Top Italian ministers have lashed out at the ECB since it signalled a string of interest rate hikes and told governments to stop showering households and companies with subsidies or face an even "stronger monetary response".

This was a signal to investors that the ECB was not prepared to keep financing government deficits as it has done for a decade, and particularly since the coronavirus pandemic. During that period, public debts have ballooned.

It also showed the ECB did not fear penalising the most indebted of the 19 euro zone countries, Italy among them, which tend to see their borrowing costs rise disproportionately when credit becomes more expensive.

"The ECB is clearly ready to take risks with fragmentation in the euro area," Gilles Moec, chief economist at AXA Investment Managers, said.

Italian finance minister Giancarlo Giorgetti, of the League coalition party, appeared to acknowledge that risk, saying on Saturday that ECB rate hikes "should in some way advise us to be even more careful with regard to public finances".

Governments should have seen the writing on the wall.

The ECB has said for months that any subsidy aimed at helping households and companies deal with a cost-of-living crisis should be "temporary, targeted and tailored" or risk perpetuating inflation.

Most countries have offered broad support, however, helping ease utility bills from Lisbon to Helsinki and Athens, making tax cuts - and, in Spain, even offering free transport.

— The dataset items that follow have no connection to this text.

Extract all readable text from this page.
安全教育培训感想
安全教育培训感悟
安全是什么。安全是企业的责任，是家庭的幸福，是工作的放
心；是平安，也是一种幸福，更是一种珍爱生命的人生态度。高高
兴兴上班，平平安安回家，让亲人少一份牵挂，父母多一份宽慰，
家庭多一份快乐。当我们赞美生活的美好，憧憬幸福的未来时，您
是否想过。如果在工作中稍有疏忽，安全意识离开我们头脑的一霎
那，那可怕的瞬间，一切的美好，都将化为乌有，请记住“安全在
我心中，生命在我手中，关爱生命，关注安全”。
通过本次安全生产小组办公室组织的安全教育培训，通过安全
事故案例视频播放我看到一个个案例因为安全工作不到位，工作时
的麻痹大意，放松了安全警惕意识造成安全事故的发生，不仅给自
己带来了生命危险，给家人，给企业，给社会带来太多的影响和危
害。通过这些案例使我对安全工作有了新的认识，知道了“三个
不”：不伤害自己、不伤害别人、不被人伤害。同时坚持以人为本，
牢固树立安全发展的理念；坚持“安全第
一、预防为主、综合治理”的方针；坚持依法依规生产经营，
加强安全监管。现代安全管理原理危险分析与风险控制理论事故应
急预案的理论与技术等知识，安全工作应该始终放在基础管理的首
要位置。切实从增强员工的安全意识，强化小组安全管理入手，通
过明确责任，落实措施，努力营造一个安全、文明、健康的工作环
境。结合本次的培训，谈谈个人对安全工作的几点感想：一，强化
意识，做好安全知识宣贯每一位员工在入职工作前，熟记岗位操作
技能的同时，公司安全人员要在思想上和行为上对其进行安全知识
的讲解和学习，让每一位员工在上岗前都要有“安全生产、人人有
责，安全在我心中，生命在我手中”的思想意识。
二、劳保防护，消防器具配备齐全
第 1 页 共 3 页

The ECB thinks these subsidies will lower inflation next year but cause it to be higher in 2024 than expected only a few months ago, justifying more rate hikes.

With all but two euro zone members likely to post deficits next year - budgets in France, Spain and Italy are all set to slip into the red by 4%-5% of GDP, according to Fitch Ratings - the stage is set for clashes.

BLAME GAME

With real incomes still falling, governments will argue that all they are doing is compensating their people for some of their loss of purchasing power.

And they can easily shift the blame: it was the ECB that missed the onset of inflation and let it surge to a record 10%, not fiscal policy.

"I have a hard time saying inflation is being caused by fiscal policy," Natixis economist Dirk Schumacher said.

"Unlike in the U.S., governments in Europe aren't being particularly profligate."

While the political battle plays out, investors have already drawn their own conclusions [GVD/EUR].

With bigger deficits to refinance and the ECB raising interest rates while also winding down its bond purchases, markets have pushed up yields across the euro zone and particularly for the weakest borrowers, such as Italy.

"For countries like Italy, a combination of rapidly shrinking excess reserves and the need for private investors to step up and purchase their new bond issuance in 2023 might well prove very tricky," said Alfonso Peccatiello. founder of MacroCompass newsletter.

Of course the ECB could always douse any market fires by stepping up its bond purchases again.

It can re-route proceeds from bonds bought during the pandemic that are now maturing, or even print fresh money via its new Transmission Protection Instrument (TPI).

The TPI, which is activated at the discretion of the ECB's 25-member Governing Council, allows the ECB to buy unlimited amounts of debt issued by any government it feels is being unduly punished by the market.

But the ECB has been clear it won't be used to rescue countries that have made imprudent "policy errors".

"Criticism of the ECB could be detrimental in this sense," Natixis' Schumacher said. "It would make it politically more difficult for the ECB to support a country in need."